Wydawca wznawia serię w nowej oprawie, a ja nawet nie mam na półce starej, dysponuję jedynie ebookami. Nie obowiązuje mnie żadne NDA, ale o niektórych rzeczach po prostu nie wypada mówić, więc pozostawiam za sobą społeczność meekhańską, milcząc smutno, aż znów wypełnię tę pustkę i rozgoryczenie kolejnym uniwersum. Troszeczkę się dzieje w Lidze Legend, zawsze to jakiś komiks, cinematic czy soundtrack wpadnie, nawet takie okruszyny cieszą. Kto nie czytał lorowych książek i opowiadań, niech choćby u Marvecca obejrzy serię kim jest - uniwersum League of Legends jest obecnie moim jedynym remedium na posuchę dobrego fantasy.

Przewaga skończonych cykli nad nieukończonymi
Jakie dziedzictwo pozostawi po sobie GRRM? Pełne porażki, dedeków i chłamu seriali.

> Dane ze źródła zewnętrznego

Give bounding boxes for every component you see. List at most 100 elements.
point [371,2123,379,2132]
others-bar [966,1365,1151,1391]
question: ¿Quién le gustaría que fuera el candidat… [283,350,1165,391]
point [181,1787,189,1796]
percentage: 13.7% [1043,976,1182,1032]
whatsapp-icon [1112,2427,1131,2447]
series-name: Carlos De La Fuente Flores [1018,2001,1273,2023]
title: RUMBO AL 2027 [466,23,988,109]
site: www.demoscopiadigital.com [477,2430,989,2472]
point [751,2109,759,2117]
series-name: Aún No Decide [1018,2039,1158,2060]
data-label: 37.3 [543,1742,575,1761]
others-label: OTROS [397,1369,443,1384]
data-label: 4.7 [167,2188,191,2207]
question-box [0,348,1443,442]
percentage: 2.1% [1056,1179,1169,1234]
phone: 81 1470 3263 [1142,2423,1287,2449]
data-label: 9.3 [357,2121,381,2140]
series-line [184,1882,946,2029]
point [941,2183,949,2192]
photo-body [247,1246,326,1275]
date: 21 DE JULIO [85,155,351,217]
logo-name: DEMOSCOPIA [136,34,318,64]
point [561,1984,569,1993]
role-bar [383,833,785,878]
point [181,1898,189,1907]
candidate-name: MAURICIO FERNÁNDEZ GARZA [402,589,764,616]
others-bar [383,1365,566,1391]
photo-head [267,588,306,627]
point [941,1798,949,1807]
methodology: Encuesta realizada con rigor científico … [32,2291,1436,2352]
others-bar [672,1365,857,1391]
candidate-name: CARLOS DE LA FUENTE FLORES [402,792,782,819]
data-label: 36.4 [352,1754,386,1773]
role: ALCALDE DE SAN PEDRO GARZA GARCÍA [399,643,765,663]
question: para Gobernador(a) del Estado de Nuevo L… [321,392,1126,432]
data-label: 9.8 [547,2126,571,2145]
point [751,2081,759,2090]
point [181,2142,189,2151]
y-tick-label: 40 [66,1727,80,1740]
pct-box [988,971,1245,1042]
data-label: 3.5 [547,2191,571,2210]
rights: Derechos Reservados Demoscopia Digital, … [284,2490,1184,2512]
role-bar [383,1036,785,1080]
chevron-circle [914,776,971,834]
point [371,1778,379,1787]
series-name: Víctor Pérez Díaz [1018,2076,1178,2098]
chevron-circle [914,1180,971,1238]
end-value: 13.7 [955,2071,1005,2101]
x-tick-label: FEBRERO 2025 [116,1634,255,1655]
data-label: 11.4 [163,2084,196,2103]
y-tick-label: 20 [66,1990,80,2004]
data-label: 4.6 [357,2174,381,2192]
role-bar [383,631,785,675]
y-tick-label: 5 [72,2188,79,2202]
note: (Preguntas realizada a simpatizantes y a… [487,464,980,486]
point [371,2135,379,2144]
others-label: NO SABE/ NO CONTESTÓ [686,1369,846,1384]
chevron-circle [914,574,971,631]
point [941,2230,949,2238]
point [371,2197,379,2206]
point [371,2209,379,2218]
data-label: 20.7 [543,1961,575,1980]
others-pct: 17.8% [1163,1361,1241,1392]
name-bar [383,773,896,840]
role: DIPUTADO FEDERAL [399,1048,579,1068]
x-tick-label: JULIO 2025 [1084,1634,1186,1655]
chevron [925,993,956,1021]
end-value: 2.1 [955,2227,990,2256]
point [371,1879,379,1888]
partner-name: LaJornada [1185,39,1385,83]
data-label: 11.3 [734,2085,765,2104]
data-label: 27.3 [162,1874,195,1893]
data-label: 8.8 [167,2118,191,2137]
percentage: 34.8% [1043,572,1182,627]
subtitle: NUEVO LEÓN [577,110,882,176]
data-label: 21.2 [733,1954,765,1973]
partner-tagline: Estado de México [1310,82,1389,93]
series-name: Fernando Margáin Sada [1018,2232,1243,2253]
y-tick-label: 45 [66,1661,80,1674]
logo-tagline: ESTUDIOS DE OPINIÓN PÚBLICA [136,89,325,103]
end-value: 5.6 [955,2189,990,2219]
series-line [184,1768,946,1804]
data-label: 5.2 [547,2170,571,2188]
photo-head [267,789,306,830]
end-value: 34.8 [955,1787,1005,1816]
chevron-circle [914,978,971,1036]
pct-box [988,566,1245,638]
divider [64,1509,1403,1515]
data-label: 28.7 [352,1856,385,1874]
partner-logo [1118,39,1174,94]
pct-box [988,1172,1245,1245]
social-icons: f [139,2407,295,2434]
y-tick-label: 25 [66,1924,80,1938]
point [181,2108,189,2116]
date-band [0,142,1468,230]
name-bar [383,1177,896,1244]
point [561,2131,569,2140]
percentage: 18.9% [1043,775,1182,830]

Nigdy nie pobił Tolkiena, daleko mu do naszego rodzimego Wiedźmina czy wielu innych wspaniałych, ukończonych serii. Przewagą nie światotworzenia, politycznych intryg, czy kreacji fabuły i postaci wygrywają z Martinem polscy czy zagraniczni pisarze - zwyciężają, bo kończą cykl. Czytelnik dostaje choćby namiastkę spełnienia losów ulubionego bohatera, z którym podróżował, walczył, smucił się i kochał od pierwszych kart książki. Bo my, czytelnicy i widzowie, uwielbiamy podróżować i rozwijać się z naszymi ulubionymi protagonistami, dlatego potrzebujemy choć sugestii tego, jak zakończyła się jego/jej historia. A taki George Martin tego nam nie dał, a Wegner przez wiele lat jeszcze nie da, zasłaniając się tymi samymi tekstami na każdym konwencie. Lore LoLa ma ten minus, że jest przepisywane i zmieniane, ale przy tak ogromnym świecie i dwóch setkach głównych bohaterów można wybaczyć zmiany, tym bardziej że dostarcza tak wspaniałych historii jak Arcane, Zrujnowanie i wiele więcej. Czekam na kolejne dzieje z Runeterry, oglądam kanały lorowe i cieszę się drobnostkami. A w międzyczasie czytam te fantasy z zachodu z bohaterami 30+, bo rodzimych nastolatków/studentów już nie mogę zdzierżyć. Lepsze romantasy z babeczką z refluksem niż kolejny gówniak z kryzysem.